View Full Version : Proposed Federal Income Tax Exclusion for Civilians Serving in Combat Zones
Hacker
10 February 2006, 05:59
Have you guys seen this? Its in Congress now. They're trying to make our combat zone income tax-exempt. Cool. Write your congressman. We don't have a big lobbying firm working for us, so we gotta do it ourselves... Pass this on to the rest of our contractor buds working over here.
(I tried including the .pdf file as an attachment, but in case it doesn't work, PM me and I can email it to you.)
Stay safe,
Hacker
Hacker
10 February 2006, 06:08
Oops. Just noticed: this could/should have gone in as a reply to the thread "Tax Question"... Sorry. Mod, can you move it?
Thanks,
Hack
Hacker
11 February 2006, 03:28
I'm talking about H.R. 294. The official title is a bill "To amend the Internal Revenue Code of 1986 to extend to civilian employees of the Department of Defense serving in combat zones the tax treatment allowed to members of the Armed Forces serving in combat zones."
Here's the web page with the text of the bill:
http://www.govtrack.us/data/us/bills.text/109/h294.pdf
And here's the summary from Congressional Research Service:
http://www.sfachap16.org/jan/1-5.pdf
The bill was introduced Jan. 20, 2005, and was updated Jan. 10, 2006, so its still alive...
Stay Safe,
zdfg
11 February 2006, 09:24
WOW! Cool. Now if they would just make it retroactive for the past 3 years I could afford to take that job as a pornstar that I've always wanted ;)
RickyRecon
11 February 2006, 16:40
WOW! Cool. Now if they would just make it retroactive for the past 3 years I could afford to take that job as a pornstar that I've always wanted ;)
I would need "enhancement surgery" first.
And on topic, I sent an email to my state representatives and I suggest every contractor do the same! It cant hurt!
medic101
12 February 2006, 00:41
It seems like somewhere in the tax code that applies to exemption for active duty members there was a cap on the amount of tax free earnings. I want to say it stated up to O-3 pay or something to that effect.
From the` Bill
‘‘(A) SERVICE IN COMBAT ZONE.—Gross
income does not include so much of compensa-
tion as does not exceed the maximum enlisted
amount received for active service as a civilian
employee of the Department of Defense serving
in support of the Armed Forces of the United
States for any month during any part of which
such employee
I wonder if this is referring to that particular clause? If anyone knows please post with information. I will try and find the cap clause and post it here.
Be safe
medic101
12 February 2006, 00:41
From the IRS Q&A Section on Military:
Q-2: I am a member of the U.S. Armed Forces performing services in a combat zone. Is any part of my military pay for serving in this area excluded from gross income?
A-2: Yes, if you serve in a combat zone as an enlisted person or as a warrant officer (including commissioned warrant officers) for any part of a month, all your military pay received for military service that month is excluded from gross income.

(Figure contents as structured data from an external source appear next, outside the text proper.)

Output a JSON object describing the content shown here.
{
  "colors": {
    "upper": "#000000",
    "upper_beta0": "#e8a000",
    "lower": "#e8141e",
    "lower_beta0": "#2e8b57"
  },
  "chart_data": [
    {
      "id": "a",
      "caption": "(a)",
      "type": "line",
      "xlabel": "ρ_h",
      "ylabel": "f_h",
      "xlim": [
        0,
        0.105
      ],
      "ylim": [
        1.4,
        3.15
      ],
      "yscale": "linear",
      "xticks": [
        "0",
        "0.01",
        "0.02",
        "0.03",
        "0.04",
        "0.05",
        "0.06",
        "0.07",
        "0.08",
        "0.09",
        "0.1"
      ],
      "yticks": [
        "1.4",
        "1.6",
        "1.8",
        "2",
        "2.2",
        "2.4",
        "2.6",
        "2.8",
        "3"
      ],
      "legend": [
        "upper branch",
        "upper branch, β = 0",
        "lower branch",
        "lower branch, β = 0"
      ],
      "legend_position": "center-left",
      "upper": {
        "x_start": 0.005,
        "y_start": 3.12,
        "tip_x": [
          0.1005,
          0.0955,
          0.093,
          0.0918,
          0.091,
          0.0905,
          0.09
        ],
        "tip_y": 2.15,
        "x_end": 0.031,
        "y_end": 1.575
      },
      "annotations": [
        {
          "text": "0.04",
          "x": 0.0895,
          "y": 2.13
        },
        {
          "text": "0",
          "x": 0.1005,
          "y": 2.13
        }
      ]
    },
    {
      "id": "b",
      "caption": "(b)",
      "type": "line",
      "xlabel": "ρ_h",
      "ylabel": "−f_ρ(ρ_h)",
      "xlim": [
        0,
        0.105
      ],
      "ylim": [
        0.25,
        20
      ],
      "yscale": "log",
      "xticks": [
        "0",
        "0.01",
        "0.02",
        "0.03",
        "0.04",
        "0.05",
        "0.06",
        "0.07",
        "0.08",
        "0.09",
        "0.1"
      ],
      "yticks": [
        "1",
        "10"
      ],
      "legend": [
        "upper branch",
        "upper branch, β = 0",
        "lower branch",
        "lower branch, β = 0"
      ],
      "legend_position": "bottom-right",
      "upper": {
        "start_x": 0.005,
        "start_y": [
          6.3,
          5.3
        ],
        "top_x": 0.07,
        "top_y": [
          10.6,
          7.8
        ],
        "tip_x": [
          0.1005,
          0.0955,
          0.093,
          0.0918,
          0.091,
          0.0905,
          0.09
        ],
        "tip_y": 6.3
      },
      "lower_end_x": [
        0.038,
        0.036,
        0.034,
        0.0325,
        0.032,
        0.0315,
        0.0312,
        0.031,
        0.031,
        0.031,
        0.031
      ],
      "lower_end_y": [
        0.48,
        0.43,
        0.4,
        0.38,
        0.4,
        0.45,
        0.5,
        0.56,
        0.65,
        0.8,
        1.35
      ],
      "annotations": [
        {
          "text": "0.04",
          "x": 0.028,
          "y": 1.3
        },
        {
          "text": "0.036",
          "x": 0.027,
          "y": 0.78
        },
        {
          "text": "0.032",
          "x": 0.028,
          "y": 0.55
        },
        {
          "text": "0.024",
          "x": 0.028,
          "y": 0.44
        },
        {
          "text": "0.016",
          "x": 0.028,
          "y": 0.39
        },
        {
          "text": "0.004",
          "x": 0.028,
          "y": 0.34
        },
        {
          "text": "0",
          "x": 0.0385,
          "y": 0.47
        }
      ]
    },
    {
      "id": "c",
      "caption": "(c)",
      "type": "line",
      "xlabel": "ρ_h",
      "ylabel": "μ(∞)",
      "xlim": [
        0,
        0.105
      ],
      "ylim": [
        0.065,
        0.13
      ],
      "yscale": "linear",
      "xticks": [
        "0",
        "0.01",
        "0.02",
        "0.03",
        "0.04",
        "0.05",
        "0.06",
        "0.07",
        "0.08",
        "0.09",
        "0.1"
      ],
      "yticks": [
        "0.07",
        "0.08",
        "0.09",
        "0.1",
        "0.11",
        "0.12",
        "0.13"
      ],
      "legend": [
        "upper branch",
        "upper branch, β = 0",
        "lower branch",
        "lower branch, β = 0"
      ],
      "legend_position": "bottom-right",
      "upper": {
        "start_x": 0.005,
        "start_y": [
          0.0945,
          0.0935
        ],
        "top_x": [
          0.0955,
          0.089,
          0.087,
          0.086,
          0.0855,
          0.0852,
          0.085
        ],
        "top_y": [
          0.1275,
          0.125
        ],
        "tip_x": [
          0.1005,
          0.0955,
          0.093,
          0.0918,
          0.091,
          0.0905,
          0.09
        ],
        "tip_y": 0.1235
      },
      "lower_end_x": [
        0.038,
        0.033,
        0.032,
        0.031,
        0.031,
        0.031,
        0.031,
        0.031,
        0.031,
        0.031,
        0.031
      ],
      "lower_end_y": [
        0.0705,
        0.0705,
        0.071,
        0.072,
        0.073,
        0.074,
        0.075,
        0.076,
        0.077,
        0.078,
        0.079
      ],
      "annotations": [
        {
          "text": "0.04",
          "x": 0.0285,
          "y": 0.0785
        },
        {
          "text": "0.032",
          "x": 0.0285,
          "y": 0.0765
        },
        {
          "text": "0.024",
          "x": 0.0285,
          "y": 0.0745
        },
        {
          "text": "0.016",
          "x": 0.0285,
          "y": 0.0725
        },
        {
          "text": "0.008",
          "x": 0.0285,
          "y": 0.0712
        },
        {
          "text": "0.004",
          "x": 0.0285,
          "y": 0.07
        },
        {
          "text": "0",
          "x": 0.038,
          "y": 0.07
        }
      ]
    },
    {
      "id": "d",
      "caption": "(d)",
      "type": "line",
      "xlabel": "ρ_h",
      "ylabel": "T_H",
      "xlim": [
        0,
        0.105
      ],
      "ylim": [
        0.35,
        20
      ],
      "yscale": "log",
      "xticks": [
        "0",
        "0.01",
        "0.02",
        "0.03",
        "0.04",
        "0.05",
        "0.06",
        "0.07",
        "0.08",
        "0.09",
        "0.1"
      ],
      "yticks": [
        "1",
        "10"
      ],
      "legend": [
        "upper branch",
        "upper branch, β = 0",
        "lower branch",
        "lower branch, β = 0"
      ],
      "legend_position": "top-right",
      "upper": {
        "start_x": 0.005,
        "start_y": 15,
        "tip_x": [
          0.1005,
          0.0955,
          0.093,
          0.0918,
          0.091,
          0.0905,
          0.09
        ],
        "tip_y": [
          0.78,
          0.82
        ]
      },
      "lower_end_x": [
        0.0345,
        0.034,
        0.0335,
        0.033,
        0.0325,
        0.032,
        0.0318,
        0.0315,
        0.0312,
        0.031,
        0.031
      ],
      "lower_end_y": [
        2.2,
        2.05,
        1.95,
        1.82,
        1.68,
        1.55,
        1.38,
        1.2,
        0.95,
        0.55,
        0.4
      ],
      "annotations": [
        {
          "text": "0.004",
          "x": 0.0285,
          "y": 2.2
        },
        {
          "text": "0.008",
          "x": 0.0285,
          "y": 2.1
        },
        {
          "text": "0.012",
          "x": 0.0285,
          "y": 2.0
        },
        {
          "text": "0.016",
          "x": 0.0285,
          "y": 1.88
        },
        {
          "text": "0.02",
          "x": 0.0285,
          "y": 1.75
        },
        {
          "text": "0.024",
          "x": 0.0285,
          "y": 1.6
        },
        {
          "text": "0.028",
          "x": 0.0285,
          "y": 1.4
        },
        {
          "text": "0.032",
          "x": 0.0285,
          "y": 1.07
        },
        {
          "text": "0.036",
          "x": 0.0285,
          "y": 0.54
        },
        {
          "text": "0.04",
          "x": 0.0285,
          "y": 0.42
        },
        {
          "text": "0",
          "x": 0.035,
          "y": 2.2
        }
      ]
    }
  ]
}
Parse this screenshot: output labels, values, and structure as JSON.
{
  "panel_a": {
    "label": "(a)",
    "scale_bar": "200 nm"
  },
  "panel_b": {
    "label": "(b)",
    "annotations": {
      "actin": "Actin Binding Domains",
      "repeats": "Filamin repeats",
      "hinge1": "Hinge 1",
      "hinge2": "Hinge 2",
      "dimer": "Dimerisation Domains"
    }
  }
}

For commissioned officers, the monthly exclusion is capped at the highest enlisted pay, plus any hostile fire or imminent danger pay received.
For 2002, the most an officer could earn tax-free each month was $5,532.90 ($5,382.90, the highest monthly enlisted pay, plus $150 hostile fire or imminent danger pay). The Emergency Wartime Supplemental Appropriations Act of 2003 (P.L. 108-11) raised the imminent danger pay to $225 per month through September 2003. The 2004 National Defense Authorization Act extended this higher rate through December 2004. For 2003, the monthly combat pay exclusion for officers totals $5,957.70. For 2004, it totals $6,315.90. Amounts excluded from gross income are not subject to federal income tax.
If this is how I read the purposed bill, the cap would be $75,790.92 per year. The only way this would help contractors is if it eliminated the 330 day requirment. The dollar amount would be slightly less than the $80,000 exemption we already have. Hopefully someone out there has more info.
Stay safe
BKK
12 February 2006, 20:16
I read through this whole proposed bill, and it did not seem like it was a cut and dry case for civilian contractors. They made comparisions to non-DoD contractors, and military personnel, and even kinda whined at how much money contractors are making in Iraq. To me it sounds like an extra perk for GS military civilian workers. After reading this whole thing it seems like they would like to give these GS workers some tax breaks, but know that it is a complicated issue with other other civilian contractors working in the same areas.
The first sentence states "HR 294 proposes to extend the combat zone income tax exclusion to DoD civilian employees on active service in a combat zone." So what if you are working a DoS contract in a combat zone?
Anyone else got a spin on this. It still seems murky.